What is this medicine?
TRANDOLAPRIL (tran DOLE a pril) is an ACE inhibitor. This medicine is used to treat high blood pressure. It is also used to treat patients who have heart failure following a heart attack.
How should I use this medicine?
Take this medicine by mouth with a glass of water. Follow the directions on the prescription label. Take your doses at regular intervals. Do not take your medicine more often than directed. Do not stop taking this medicine except on the advice of your doctor or health care professional.
Talk to your pediatrician regarding the use of this medicine in children.
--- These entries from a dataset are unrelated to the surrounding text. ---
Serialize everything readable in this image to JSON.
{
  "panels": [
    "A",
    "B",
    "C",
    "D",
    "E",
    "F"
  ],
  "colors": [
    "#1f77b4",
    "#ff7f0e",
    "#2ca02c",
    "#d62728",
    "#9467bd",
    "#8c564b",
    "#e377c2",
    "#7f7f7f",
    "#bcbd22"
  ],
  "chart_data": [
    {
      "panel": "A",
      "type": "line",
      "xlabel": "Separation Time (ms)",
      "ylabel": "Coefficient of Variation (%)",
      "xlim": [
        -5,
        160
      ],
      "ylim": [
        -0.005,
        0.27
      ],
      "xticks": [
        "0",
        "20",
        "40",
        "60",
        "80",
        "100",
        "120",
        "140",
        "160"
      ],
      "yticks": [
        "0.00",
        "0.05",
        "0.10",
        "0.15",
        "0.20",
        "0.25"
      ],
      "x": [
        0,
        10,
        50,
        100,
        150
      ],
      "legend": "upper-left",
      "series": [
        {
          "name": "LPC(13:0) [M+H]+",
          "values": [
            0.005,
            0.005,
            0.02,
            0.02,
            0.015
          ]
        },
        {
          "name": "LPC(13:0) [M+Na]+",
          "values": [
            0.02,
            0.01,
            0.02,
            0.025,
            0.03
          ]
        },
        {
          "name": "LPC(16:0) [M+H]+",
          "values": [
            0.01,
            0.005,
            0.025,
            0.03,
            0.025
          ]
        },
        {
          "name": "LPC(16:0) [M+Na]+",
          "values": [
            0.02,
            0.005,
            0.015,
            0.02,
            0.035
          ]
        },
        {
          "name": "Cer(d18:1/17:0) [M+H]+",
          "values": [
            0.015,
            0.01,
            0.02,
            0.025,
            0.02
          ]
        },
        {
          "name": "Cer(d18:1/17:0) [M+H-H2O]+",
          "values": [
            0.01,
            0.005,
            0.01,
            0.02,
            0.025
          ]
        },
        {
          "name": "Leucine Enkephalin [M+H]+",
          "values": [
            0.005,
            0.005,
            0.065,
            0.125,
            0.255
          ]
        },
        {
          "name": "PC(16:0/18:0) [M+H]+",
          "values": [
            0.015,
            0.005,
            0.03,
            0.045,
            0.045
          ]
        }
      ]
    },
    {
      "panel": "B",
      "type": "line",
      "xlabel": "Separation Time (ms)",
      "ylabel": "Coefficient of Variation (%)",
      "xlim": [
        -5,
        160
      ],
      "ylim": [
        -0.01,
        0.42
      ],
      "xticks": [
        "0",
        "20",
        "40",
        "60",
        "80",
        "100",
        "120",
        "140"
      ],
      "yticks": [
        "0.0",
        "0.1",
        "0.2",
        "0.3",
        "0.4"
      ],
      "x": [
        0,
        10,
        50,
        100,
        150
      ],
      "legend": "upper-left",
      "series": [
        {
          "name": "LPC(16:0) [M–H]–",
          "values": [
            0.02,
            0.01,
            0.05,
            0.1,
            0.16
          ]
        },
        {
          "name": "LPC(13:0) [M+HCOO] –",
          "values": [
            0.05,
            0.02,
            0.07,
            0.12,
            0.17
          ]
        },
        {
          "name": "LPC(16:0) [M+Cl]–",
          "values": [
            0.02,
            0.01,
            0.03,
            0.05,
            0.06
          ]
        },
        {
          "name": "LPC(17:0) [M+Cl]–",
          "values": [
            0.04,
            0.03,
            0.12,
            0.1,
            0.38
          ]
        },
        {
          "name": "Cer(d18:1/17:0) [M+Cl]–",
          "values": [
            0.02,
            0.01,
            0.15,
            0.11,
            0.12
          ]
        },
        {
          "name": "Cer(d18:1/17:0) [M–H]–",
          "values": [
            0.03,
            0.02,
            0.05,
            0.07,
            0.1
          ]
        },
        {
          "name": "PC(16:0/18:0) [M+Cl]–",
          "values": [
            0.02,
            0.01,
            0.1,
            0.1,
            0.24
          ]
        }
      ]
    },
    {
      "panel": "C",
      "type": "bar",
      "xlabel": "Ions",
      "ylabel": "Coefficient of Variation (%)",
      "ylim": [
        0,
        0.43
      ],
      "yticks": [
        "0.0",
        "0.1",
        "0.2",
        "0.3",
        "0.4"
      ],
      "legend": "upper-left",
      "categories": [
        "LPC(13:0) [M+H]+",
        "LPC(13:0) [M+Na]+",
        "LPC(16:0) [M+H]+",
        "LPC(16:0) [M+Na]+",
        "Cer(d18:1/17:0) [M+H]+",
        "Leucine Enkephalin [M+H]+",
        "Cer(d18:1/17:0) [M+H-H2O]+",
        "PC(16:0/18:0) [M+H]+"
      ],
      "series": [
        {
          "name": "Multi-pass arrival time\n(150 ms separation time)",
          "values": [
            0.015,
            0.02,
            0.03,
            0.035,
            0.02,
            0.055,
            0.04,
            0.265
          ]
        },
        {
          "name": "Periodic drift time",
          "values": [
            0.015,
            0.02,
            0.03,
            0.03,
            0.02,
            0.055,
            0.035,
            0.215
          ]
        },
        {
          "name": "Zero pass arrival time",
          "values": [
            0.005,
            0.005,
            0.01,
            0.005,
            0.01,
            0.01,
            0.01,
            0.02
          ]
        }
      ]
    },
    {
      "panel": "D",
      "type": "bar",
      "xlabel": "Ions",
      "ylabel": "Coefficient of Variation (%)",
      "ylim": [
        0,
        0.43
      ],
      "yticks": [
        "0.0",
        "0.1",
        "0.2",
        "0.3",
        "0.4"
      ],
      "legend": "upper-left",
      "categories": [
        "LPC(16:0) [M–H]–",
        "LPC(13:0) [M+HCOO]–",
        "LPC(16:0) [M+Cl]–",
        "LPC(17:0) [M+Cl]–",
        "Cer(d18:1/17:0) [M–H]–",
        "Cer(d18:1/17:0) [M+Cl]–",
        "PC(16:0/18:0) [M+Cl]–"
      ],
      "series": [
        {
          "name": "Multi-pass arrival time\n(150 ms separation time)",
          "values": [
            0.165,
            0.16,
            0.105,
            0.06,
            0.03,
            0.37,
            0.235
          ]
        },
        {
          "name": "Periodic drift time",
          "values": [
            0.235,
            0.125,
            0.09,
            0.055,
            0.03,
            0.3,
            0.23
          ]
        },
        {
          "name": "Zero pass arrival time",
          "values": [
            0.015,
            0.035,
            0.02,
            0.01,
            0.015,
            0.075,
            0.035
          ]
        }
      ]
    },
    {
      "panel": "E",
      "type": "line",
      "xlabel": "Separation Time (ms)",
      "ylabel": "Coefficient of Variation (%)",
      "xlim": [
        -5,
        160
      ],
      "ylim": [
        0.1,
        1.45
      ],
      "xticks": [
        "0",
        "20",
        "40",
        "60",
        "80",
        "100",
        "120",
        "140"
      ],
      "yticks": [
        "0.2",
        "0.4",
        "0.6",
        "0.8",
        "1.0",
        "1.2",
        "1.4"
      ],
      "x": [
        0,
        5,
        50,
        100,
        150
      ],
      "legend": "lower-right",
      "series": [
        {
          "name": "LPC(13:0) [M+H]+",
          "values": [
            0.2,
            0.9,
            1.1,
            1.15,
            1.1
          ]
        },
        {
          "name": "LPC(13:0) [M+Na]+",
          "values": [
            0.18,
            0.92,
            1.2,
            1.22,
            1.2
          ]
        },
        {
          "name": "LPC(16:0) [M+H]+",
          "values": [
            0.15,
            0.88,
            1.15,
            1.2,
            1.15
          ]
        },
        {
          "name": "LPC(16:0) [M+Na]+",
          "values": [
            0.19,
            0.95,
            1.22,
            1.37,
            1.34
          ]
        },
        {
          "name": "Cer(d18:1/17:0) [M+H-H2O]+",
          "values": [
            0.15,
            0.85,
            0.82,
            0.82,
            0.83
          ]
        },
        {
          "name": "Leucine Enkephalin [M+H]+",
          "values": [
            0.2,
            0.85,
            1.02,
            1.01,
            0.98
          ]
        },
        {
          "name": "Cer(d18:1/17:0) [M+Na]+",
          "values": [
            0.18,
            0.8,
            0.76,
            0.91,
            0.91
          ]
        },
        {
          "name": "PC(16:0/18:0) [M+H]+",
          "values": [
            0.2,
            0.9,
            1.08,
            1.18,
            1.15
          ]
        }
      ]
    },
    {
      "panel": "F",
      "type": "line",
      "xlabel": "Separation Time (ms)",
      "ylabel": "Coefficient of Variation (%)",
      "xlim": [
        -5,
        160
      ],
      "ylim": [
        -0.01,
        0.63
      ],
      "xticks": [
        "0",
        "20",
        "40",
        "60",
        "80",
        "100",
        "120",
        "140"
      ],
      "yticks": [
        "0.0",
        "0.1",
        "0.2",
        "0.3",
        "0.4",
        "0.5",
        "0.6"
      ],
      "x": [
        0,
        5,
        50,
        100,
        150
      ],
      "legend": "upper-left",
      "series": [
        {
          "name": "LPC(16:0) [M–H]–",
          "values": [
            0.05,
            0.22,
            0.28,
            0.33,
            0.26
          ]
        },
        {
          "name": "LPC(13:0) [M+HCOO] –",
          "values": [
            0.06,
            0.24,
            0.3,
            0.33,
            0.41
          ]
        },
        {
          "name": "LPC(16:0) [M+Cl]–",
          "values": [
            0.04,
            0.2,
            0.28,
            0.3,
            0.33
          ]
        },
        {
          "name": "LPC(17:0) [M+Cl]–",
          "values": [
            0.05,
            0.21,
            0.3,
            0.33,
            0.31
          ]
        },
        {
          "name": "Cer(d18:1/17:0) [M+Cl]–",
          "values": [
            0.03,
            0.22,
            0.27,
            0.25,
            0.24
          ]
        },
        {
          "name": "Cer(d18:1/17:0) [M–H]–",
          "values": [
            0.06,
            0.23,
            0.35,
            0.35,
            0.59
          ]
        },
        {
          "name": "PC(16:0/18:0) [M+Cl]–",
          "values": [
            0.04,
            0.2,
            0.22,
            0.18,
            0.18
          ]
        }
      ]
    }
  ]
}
Special care may be needed.
What side effects may I notice from receiving this medicine?
Side effects that you should report to your doctor or health care professional as soon as possible:
allergic reactions like skin rash or hives, swelling of the hands, feet, face, lips, throat, or tongue
decreased amount of urine passed
difficulty breathing, or difficulty swallowing
dizziness, light headedness or fainting spells
fever or chills
numbness or tingling in your fingers or toes
nausea and vomiting
stomach or abdominal pain
swelling of your legs or ankles
Side effects that usually do not require medical attention (report to your doctor or health care professional if they continue or are bothersome):
decreased sexual function or desire
What may interact with this medicine?
Do not take this medication with any of the following medications:
This medicine may also interact with the following:
medicines for high blood pressure
NSAIDs, medicines for pain and inflammation, like ibuprofen or naproxen
potassium salts or potassium supplements
What if I miss a dose?
If you miss a dose, take it as soon as you can. If it is almost time for your next dose, take only that dose. Do not take double or extra doses.
Where should I keep my medicine?
Keep out of the reach of children.
Store at room temperature between 20 and 25 degrees C (68 and 77 degrees F). Keep container tightly closed. Throw away any unused medicine after the expiration date.
What should I tell my health care provider before I take this medicine?
They need to know if you have any of these conditions:
bone marrow disease
heart or blood vessel disease
if you are on a special diet, such as a low salt diet
immune system disease like lupus
kidney or liver disease
low blood pressure
previous swelling of the tongue, face, or lips with difficulty breathing, difficulty swallowing, hoarseness, or tightening of the throat
an unusual or allergic reaction to trandolapril, other ACE inhibitors, insect venom, foods, dyes, or preservatives
pregnant or trying to get pregnant
What should I watch for while using this medicine?
Visit your doctor or health care professional for regular checks on your progress. Check your blood pressure as directed. Ask your doctor or health care professional what your blood pressure should be and when you should contact him or her. Call your doctor or health care professional if you notice an irregular or fast heart beat.
Women should inform their doctor if they wish to become pregnant or think they might be pregnant. There is a potential for serious side effects to an unborn child. Talk to your health care professional or pharmacist for more information.
Check with your doctor or health care professional if you get an attack of severe diarrhea, nausea and vomiting, or if you sweat a lot. The loss of too much body fluid can make it dangerous for you to take this medicine.
You may get drowsy or dizzy. Do not drive, use machinery, or do anything that needs mental alertness until you know how this drug affects you. Do not stand or sit up quickly, especially if you are an older patient. This reduces the risk of dizzy or fainting spells. Alcohol can make you more drowsy and dizzy. Avoid alcoholic drinks.
Avoid salt substitutes unless you are told otherwise by your doctor or health care professional.
Do not treat yourself for coughs, colds, or pain while you are taking this medicine without asking your doctor or health care professional for advice. Some ingredients may increase your blood pressure.